Sustained Depletion of B-Cells by a Humanized, Fc-Engineered Anti-CD20 Antibody, AME-133v, in Patients with Relapsed Follicular Lymphoma

Abstract 4977

Sustained Depletion of B-Cells by a Humanized, Fc-Engineered Anti-CD20 Antibody, AME-133v, in Patients with Relapsed Follicular Lymphoma J Wayne,¹ K Ganjoo,² A Forero,³ B Pohlman,⁴ S de Vos,⁵ S Carpenter,⁶ J Wooldridge,⁶ S Marulappa,¹ V Jain¹¹Mentrik Biotech, LLC, Dallas, TX, ²Standford University Medical Center, Stanford, CA, ³Comprehensive Cancer Center, University of Alabama at Birmingham, Birmingham, AL,⁴Cleveland Clinic Taussig Cancer Institute, Cleveland, OH, ⁵David Geffen School of Medicine at University of California, Los Angeles, CA, ⁶Eli Lilly and Company, Indianapolis, Indiana Introduction

AME-133v is a humanized anti-CD20 monoclonal antibody that has a 13 to 20-fold increase in binding affinity and approximately 6-fold more potent effector function in antibody-dependent cell-mediated cytotoxicity (ADCC) compared to rituximab. Phase I/II clinical trials of AME-133v in patients with relapsed follicular lymphoma have demonstrated an overall response rate of greater than 30% with a complete response rate of 16%. The extent and duration of depletion of CD19+ B-cells in peripheral blood was used as a surrogate of therapeutic levels of AME-133v. Analysis from the Phase I/II clinical trials is presented in this report. Methods

CD-19 positive B-cells in peripheral blood were measured in 77 patients with relapsed follicular lymphoma enrolled in two phase I/II clinical trials of AME-133v. These studies assessed five different doses of AME-133v (from 2 mg/m² to 375 mg/m²). AME-133v was administered intravenously four times at weekly intervals in both trials. Blood samples were taken at multiple time points throughout the trial and a central lab measured levels of circulating CD19+ B-cells using fluorescence-activated cell sorting (FACS). Results

Excluding the four patients enrolled in the 2 mg/m² dose cohort, depletion of peripheral B-cells occurred in all patients and was sustained over time (Table 1). Baseline levels of B-cell counts ranged from 4 × 10³ to 1,187 × 10³ cells/μL, with an average of 102 × 10³ cells/μL and a median of 60 × 10³ cells/μL. Within 24 hours of the first infusion, all patients had depletion of circulating B-cells; ninety-six percent of patients had less than 10 × 10³ cells/μL and two patients had less than 20 × 10³ cells/μL. Interestingly, AME-133v was effective at depleting B-cells even at doses as low as 7.5 mg/m².

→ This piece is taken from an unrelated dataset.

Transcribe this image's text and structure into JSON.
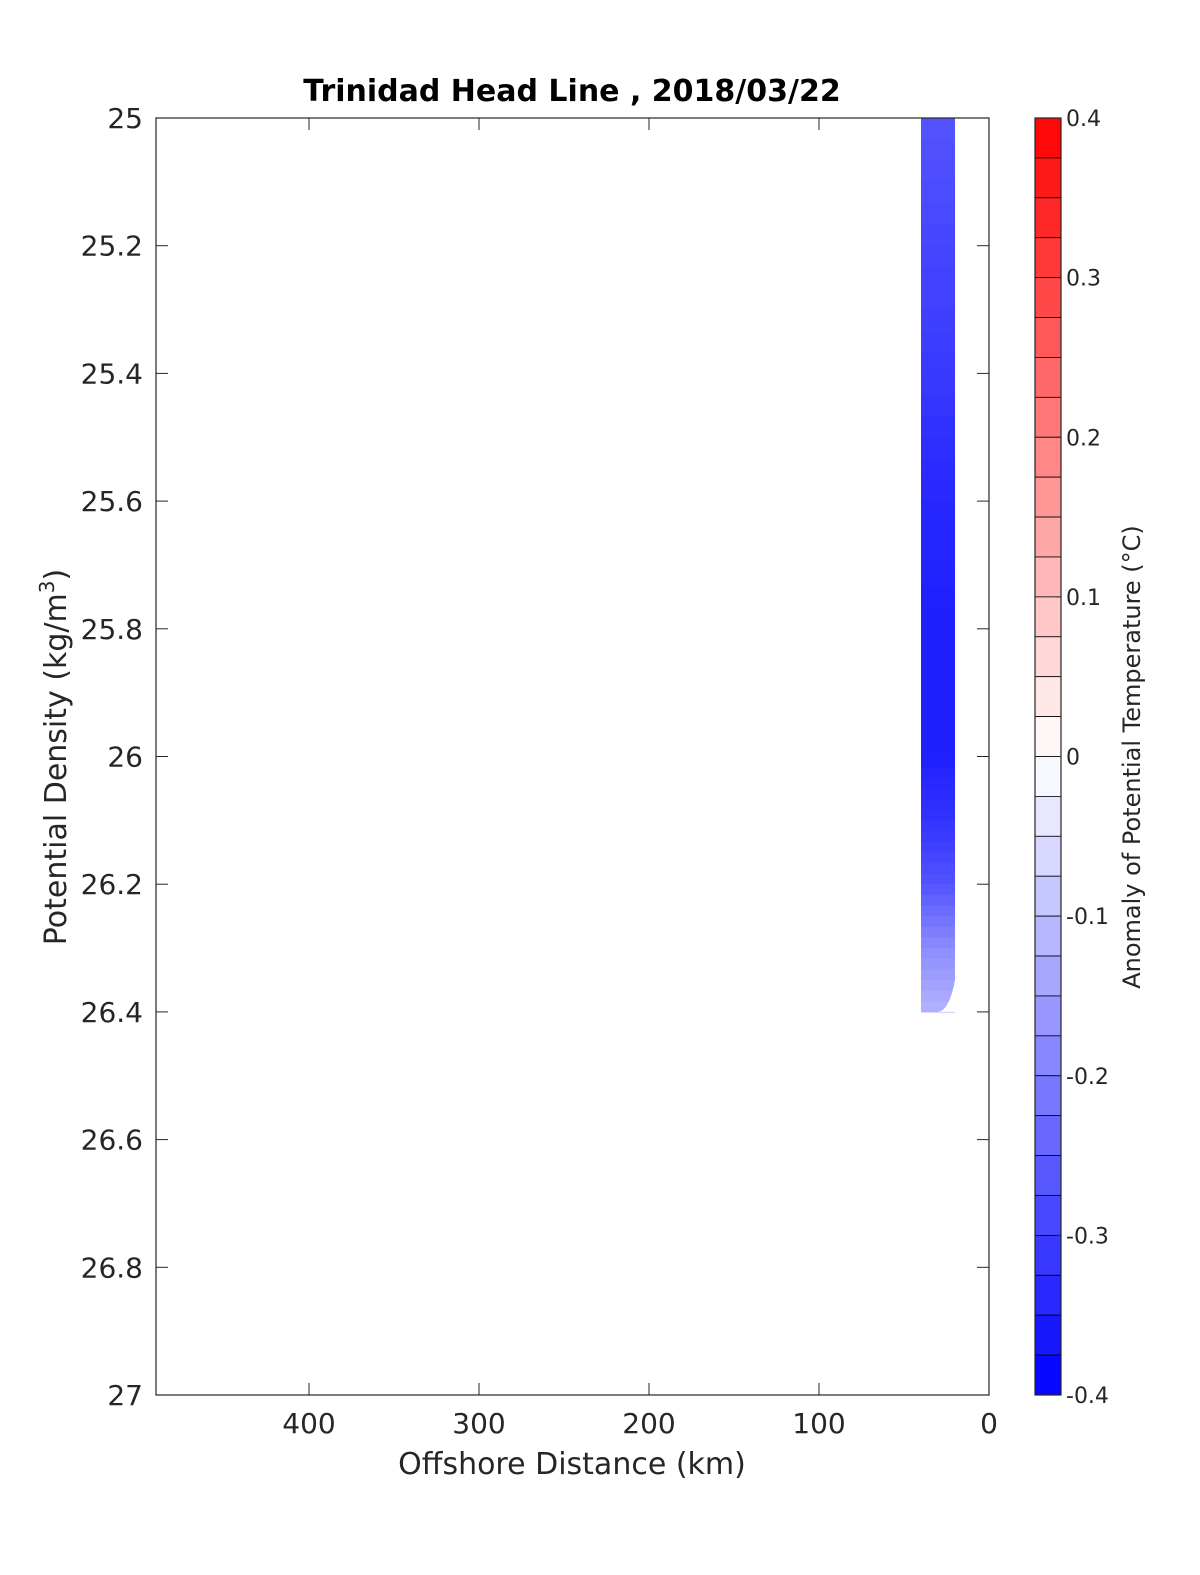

To assess sustainability of B-cell depletion after four doses of AME-133v, CD19+ cell counts were evaluated at nine weeks after the fourth infusion and every three months thereafter. Complete depletion of CD19+ lymphocytes was sustained for nine weeks. At five months after the last infusion of AME-133v, nearly two-thirds of patients had no detectable circulating B-cells. Sustained B-cell depletion lasted for at least eight months following the last infusion in 63% of patients. Table 1. B-cell counts for all patients in 7.5, 30, 100 and 375 mg/m² cohorts. Percentages are cumulative

Conclusion The rapid and sustained effect of AME-133v on B-cell depletion, even in low-affinity FcγRIIIa patients, indicates a potentially relevant biological activity of the antibody in treating B-cell non-Hodgkin lymphoma. Notably, this depletion occurred even at very low doses of drug administration and persisted over time. This may be related to its higher affinity for CD20, increased ADCC, or both. The sustained B-cell depletion may result in prolonged clinical response and might mitigate the need for maintenance therapy. A randomized trial is being planned to compare efficacy of AME-133v vs. rituximab.